Le coronavirus de Wuhan nous permet vraiment de réfléchir à quel type de société nous voulons. Hier, je disais que j’étais sceptique sur l’utilisation de l’hydroxychloroquine. J’en avais également profité pour dénoncer les conspirationnistes qui pensent que, parce qu’on n’a pas encore accès à l’hydroxychloroquine, c’est parce qu’il existe un immense complot « reptilien » (j’exagère à peine) qui s’amuse avec la vie des gens pour mettre en place un gouvernement mondial. Ces esprits malades pensent même réellement que la pandémie en elle-même est un vaste complot.

Rien de nouveau sous le Soleil de ce côté. Mais, pourquoi en est-il ainsi? Pourquoi ces théories du complot d’un côté et ce scepticisme à l’endroit de l’hydroxychloroquine de l’autre? Pourtant, le professeur Didier Raoult est loin d’être un con. Les autres chercheurs comme lui sont loin d’être des cons eux-aussi. Il est sain de douter mais douter à ce point mérite qu’on se questionne. Cela s’explique peut-être par le fait que la méfiance que nous avons envers le système actuel (méfiance qui a été le pain et le beurre de la vague anti-establishment des années 2010) existe toujours. On ne se méfie pas seulement du virus en tant que tel, on se méfie des gens qui pensent avoir la solution (ou des gens qui disent qu’ils vont bientôt emmener une solution). Je dirais même qu’on se méfie encore plus de ces gens.

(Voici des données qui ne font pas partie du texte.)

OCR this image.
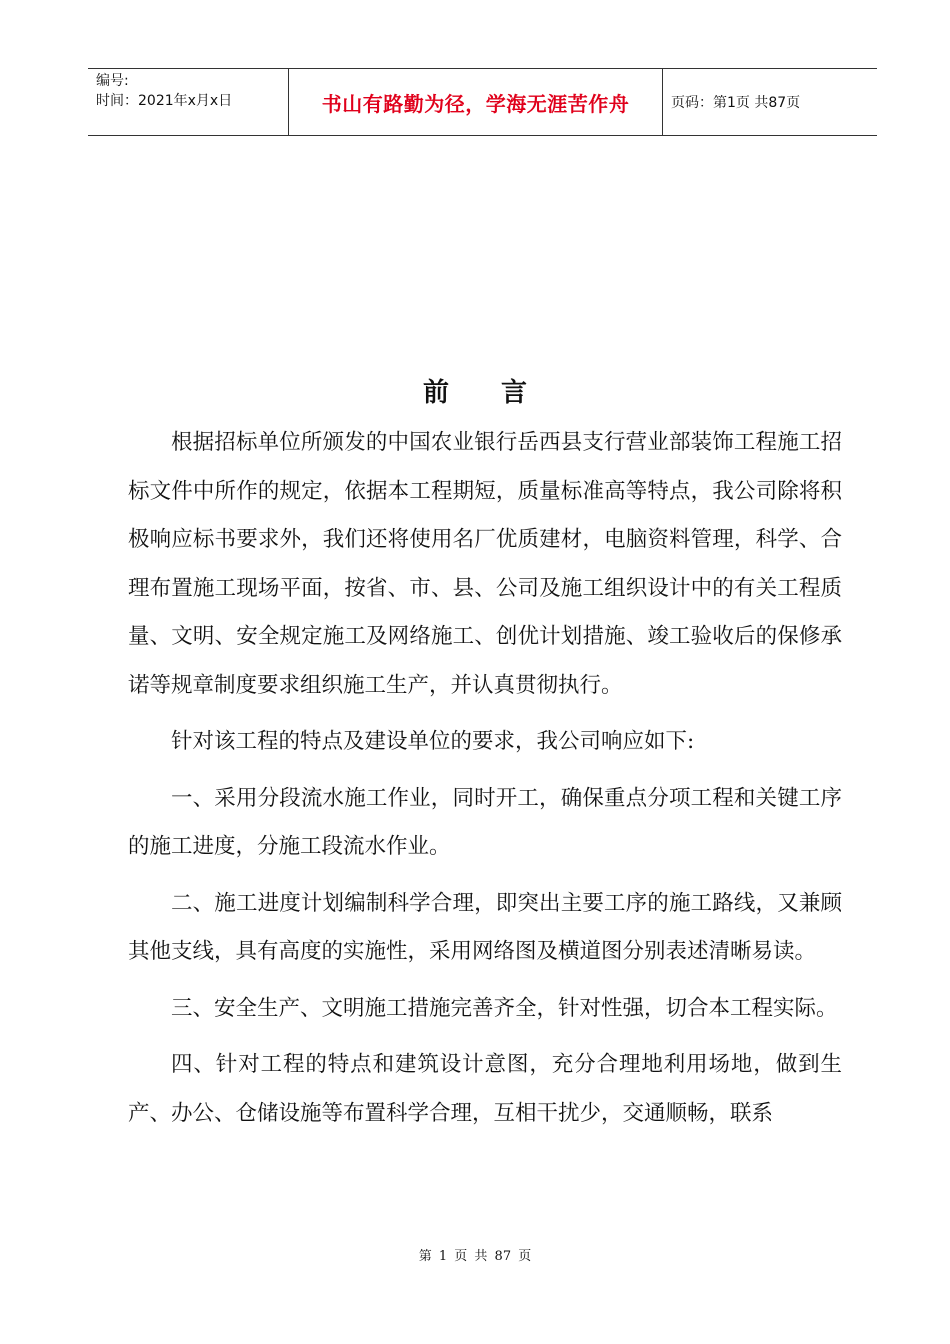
编号:
时间：2021年x月x日	书山有路勤为径，学海无涯苦作舟	页码：第1页 共87页
前言

根据招标单位所颁发的中国农业银行岳西县支行营业部装饰工程施工招标文件中所作的规定，依据本工程期短，质量标准高等特点，我公司除将积极响应标书要求外，我们还将使用名厂优质建材，电脑资料管理，科学、合理布置施工现场平面，按省、市、县、公司及施工组织设计中的有关工程质量、文明、安全规定施工及网络施工、创优计划措施、竣工验收后的保修承诺等规章制度要求组织施工生产，并认真贯彻执行。

针对该工程的特点及建设单位的要求，我公司响应如下:

一、采用分段流水施工作业，同时开工，确保重点分项工程和关键工序的施工进度，分施工段流水作业。

二、施工进度计划编制科学合理，即突出主要工序的施工路线，又兼顾其他支线，具有高度的实施性，采用网络图及横道图分别表述清晰易读。

三、安全生产、文明施工措施完善齐全，针对性强，切合本工程实际。

四、针对工程的特点和建筑设计意图，充分合理地利用场地，做到生产、办公、仓储设施等布置科学合理，互相干扰少，交通顺畅，联系

第 1 页 共 87 页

Je crois que cette méfiance est alimentée par le fait que ça concerne de très près l’industrie pharmaceutique alors que notre confiance à son endroit est plus qu’ébranlée. On est donc assez réticent à l’idée de devoir lui confier notre survie. Disons le tout de go : l’industrie pharmaceutique nous a donné jadis d’excellentes raisons de ne plus croire en elle. Déjà en 2008, la Commission européenne sonnait l’alarme en lançant un enquête sur les grands laboratoires pharmaceutiques « soupçonnés d’entraver la concurrence afin de retarder la commercialisation de produits novateurs et génériques ». L’enquête visait à déterminer si les entreprises n’avaient pas outrepassé l’interdiction faite par le traité de pratiques commerciales restrictives. Les règlements de litiges liés aux brevets étaient notamment visés. L’enquête visait également à s’assurer qu’aucun obstacle artificiel à l’entrée sur le marché n’avait été érigé. La Commission européenne soupçonnait enfin « l’utilisation abusive des droits de brevet par des procédures contentieuses passibles d’un abus de position dominante ».

Étrangement, on n’a jamais réentendu parler de cette enquête. Pourtant, l’industrie pharmaceutique se faisait clairement reprocher son manque de transparence. Pourtant, c’est de notre santé dont il s’agit. On ne doit pas jouer à la roulette russe avec ça.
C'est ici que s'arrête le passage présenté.